1. Field of the Invention
The present invention is directed to apparatus and methods for increasing and detecting the fluorescence emitted by a molecule using metal-enhanced fluorescence. In particular, the invention describes the use of surface plasmon excitation for excitation of fluorophores near the metal surface and the efficient collection of the emission by coupling into the plasmon resonance and directing towards the detector. More particularly, the present invention makes use of the unique directionality of the plasmon induced fluorescence signal.

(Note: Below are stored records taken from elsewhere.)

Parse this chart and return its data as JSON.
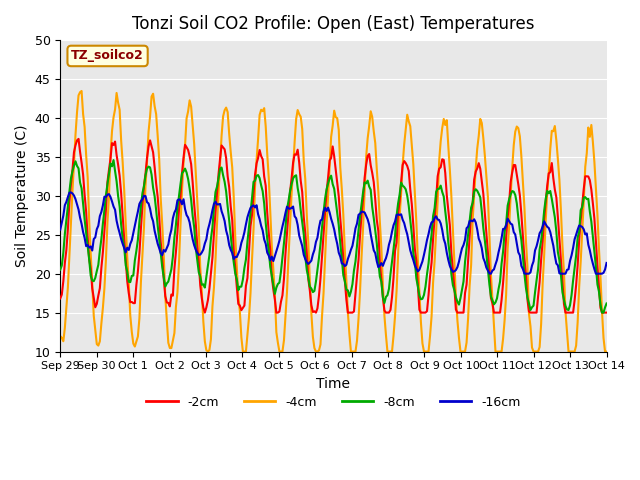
{
  "title": "Tonzi Soil CO2 Profile: Open (East) Temperatures",
  "ylabel": "Soil Temperature (C)",
  "xlabel": "Time",
  "ylim": [
    10,
    50
  ],
  "background_color": "#e8e8e8",
  "legend_label": "TZ_soilco2",
  "series_labels": [
    "-2cm",
    "-4cm",
    "-8cm",
    "-16cm"
  ],
  "series_colors": [
    "#ff0000",
    "#ffa500",
    "#00aa00",
    "#0000cc"
  ],
  "line_width": 1.5,
  "x_tick_labels": [
    "Sep 29",
    "Sep 30",
    "Oct 1",
    "Oct 2",
    "Oct 3",
    "Oct 4",
    "Oct 5",
    "Oct 6",
    "Oct 7",
    "Oct 8",
    "Oct 9",
    "Oct 10",
    "Oct 11",
    "Oct 12",
    "Oct 13",
    "Oct 14"
  ],
  "n_days": 15
}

2. Background of the Related Art
Many experiments have been done demonstrating that metal particles can enhance fluorescence. Results in the literature show that fluorescence can be excited via the surface plasmon excitation. See Lakowicz, J. R., Radiative decay engineering: biophysical and biomedical applications. Anal Biochem, 2001. 298(1): p. 1–24; Lakowicz, J. R., et al., Radiative decay engineering: 2. Effects of Silver Island films on fluorescence intensity, lifetimes, and resonance energy transfer. Anal Biochem, 2002. 301(2): p. 261–77. Results in other publications have shown that emission can couple back into the plasmon at discrete angles.

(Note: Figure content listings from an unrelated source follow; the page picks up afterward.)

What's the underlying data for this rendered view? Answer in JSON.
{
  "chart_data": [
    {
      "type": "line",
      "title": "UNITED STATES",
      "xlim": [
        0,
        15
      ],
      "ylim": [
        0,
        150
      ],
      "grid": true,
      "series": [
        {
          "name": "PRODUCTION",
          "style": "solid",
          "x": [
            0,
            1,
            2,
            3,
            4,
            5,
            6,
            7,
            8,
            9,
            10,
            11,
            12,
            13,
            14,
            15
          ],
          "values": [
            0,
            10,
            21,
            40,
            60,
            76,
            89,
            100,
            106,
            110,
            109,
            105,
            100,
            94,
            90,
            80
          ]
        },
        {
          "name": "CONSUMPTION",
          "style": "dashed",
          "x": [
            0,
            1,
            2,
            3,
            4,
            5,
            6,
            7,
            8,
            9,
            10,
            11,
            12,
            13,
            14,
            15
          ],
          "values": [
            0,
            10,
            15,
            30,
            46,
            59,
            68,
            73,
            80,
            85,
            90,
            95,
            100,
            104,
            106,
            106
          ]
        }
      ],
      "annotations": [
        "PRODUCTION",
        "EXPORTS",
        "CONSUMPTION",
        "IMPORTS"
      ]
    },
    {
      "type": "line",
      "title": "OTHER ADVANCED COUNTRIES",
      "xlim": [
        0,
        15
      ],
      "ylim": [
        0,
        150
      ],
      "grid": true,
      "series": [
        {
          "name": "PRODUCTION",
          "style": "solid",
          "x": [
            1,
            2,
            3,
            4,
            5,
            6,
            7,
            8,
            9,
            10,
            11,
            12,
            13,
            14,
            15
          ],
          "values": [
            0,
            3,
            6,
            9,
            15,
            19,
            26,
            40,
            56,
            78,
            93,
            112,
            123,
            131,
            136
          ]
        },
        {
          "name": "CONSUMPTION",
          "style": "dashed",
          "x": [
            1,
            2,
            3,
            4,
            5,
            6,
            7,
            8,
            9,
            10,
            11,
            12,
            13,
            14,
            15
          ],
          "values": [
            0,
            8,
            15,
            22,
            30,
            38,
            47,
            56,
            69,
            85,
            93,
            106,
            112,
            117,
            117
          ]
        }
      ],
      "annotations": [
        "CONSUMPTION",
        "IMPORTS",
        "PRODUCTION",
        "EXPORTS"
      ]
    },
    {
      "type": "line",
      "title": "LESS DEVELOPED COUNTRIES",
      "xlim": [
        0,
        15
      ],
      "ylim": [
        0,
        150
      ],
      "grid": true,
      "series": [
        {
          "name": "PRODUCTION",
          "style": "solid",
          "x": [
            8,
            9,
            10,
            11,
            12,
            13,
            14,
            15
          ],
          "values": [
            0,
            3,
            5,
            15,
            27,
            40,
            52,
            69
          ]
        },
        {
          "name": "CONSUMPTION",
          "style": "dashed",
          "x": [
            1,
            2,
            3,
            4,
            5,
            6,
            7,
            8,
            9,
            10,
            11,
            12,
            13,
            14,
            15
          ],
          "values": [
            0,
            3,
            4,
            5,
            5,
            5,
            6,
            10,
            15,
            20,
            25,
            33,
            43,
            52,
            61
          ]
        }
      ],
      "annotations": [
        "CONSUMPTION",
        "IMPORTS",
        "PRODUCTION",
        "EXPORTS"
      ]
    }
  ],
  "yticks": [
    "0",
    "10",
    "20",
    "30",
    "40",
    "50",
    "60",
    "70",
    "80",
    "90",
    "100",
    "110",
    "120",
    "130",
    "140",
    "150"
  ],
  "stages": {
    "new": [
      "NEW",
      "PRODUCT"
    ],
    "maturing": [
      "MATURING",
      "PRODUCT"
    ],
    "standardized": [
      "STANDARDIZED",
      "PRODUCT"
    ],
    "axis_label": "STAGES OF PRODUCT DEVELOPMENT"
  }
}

FIG. 1 shows the well-known total internal reflection in fibers, where the refractive index n2>n1. Light approaching the refractive index boundary from the medium of higher refractive index is reflected away from the normal. For small angles of incidence, there is both a reflected ray and a refracted ray. However at some critical angle of incidence, θc, the refracted ray emerges parallel to the surface. For any angle of incidence greater than θc the light is totally internally reflected back into the medium of higher refractive index.
Fluorescent effects can be excited using various light sources. One light source is Xenon arc lamp. However, the spectral characteristics of the lamp vary over time and cannot provide a stable output. Light-Emitting-Diodes (LED) sources are also used. The LED sources can provide a stable output and offer opportunities for miniaturization and tunability of the output wavelength.